HALVORSON: Well the interesting thing is Mine Site looks exactly like a still life, as does the actual mining site itself—strewn pieces of metal, residual components of machines scattered around concrete foundations. I went back and forth between calling this painting Desert Still Life and Mine Site. But no, I didn’t place any of these things here, they were there. They were found. But it looks like I put them there, it looks like a still life. And I liked that. I also liked thinking about how they might have gotten there. They were too heavy and awkward to have blown there. So someone must have put them there. But who, and why?
But Mine Site was not the painting I originally wanted to make. My intention was to paint this large machine, a diesel compressor, which probably provided power to operate the mining equipment. The first painting I’d started was thwarted when the easel was blown over. The wooden legs broke when it hit the ground. I’d replaced the problems of rain with those of wind. Instead I made Mine Site by half-erecting my easel in the back of my car, and reversing as close to the site as I could.
ART21: Has this experience affected or inspired any other work?
HALVORSON: So what ended up happening was six months later I went back to Death Valley to paint the compressor. I had to wait until October, when the summer’s heat dissipated. But when I returned with all my painting equipment and conviction for this object, it had disappeared! After what could have been seventy years of being there, it was gone. And this was probably a whole ton’s worth of steel. I’m pretty sure someone stole it to make money from the scrap, which is understandable in the context of that economy. But I couldn’t believe it because I’d come all the way back out to Death Valley. I’d flown into Las Vegas and rented a car and made my way to Tecopa, then drove eight miles south of town and a mile up into the mountains where I risked puncturing my tires… It was heartbreaking that it didn’t work out. I guess you win some, and you lose some.

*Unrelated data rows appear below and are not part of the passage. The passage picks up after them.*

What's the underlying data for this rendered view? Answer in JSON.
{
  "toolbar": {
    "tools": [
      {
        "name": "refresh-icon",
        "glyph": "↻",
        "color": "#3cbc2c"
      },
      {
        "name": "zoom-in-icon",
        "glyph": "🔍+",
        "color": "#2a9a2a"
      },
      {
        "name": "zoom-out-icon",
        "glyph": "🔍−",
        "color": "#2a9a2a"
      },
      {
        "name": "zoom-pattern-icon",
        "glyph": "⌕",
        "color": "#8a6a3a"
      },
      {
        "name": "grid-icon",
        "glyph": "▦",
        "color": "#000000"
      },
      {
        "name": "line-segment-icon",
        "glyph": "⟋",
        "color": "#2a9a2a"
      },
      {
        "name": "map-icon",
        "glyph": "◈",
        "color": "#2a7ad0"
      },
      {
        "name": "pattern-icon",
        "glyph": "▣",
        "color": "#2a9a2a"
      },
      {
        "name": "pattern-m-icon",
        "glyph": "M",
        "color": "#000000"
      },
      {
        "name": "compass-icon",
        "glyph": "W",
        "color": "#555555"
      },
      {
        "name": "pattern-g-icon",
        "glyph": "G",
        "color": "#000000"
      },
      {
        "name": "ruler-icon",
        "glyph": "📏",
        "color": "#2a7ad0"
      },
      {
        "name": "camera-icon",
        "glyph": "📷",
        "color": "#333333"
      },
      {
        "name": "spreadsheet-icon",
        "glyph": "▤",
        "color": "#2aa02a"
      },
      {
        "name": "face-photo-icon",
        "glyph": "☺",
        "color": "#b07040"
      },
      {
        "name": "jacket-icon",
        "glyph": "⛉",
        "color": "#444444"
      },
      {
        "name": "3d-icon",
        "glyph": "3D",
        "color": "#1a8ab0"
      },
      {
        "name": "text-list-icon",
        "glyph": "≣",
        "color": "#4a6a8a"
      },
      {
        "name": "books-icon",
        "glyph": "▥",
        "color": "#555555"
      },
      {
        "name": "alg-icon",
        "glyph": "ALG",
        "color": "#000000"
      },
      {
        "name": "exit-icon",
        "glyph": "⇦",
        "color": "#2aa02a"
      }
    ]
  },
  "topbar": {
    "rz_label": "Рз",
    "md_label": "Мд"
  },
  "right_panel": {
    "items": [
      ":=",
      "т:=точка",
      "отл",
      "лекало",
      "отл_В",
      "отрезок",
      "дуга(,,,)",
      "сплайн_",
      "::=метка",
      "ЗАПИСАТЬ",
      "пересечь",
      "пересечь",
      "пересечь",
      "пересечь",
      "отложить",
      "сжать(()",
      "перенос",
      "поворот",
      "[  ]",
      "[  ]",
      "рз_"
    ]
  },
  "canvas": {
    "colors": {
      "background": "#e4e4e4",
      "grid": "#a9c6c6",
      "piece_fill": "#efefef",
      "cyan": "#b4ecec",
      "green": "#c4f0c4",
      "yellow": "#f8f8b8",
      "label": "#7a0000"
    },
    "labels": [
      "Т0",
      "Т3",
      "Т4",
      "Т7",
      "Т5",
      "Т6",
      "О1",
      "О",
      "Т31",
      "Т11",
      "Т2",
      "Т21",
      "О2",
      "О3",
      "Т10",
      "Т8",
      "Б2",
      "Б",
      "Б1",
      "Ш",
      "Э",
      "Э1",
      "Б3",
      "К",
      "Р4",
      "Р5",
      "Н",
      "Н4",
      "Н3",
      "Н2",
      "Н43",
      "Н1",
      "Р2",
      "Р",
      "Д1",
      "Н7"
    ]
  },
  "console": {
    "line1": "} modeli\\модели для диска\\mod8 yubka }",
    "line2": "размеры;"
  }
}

The compressor was a great machine. It had been pushed over onto its side, thousands of dried maggots beneath it. It had a long face with a cylindrical “nose” that resembled Pinocchio’s. And on its rusted side someone had spray-painted the word, “Shame,” S-h-a-m-e. I hadn’t realized what that really meant until I returned six months later and it was no longer there. To me it was such a shame that it was gone and I had missed my opportunity to paint it. So in a way the word “Shame” anticipated my own disappointment. I thought I should have known it was going to disappear because of the word. Also because the “S” was slightly larger it looked like it was the machine’s name. And I kept thinking about that 1950’s Western, Shane, when the boy continually calls out, “Shane, where are you? Shane, come back!” And as I was driving up the rocky track up to the mining site, I thought just for a moment that it might not be there, like a premonition. And when I saw it wasn’t there I cried, and kept hearing my own voice calling out, “Shame where are you?” It was just so sad and I felt like I had let it down, like it was dying up there and I didn’t return in time. And I let myself down too. It was difficult.

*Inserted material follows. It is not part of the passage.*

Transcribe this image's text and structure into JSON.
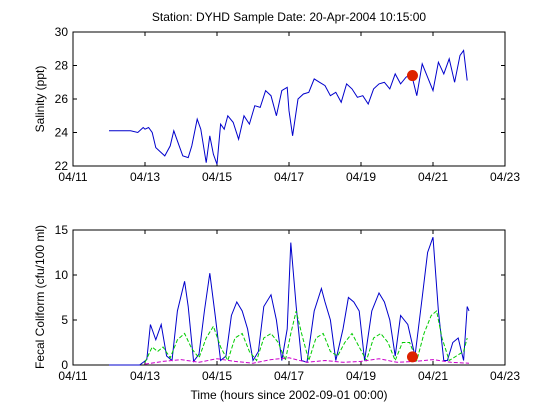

I remember calling my father the next day and telling him what had happened. He suggested that the machine might have killed or hurt someone. These mines really are harrowing. You look right down a 45-degree tunnel of darkness into the earth. And these are huge machines without much safety protocol. So I could almost believe that. I hadn’t thought of that scenario until he mentioned it. And then I thought, maybe this machine does have blood on its hands, that there was some reason why I wasn’t meant to paint it afterall.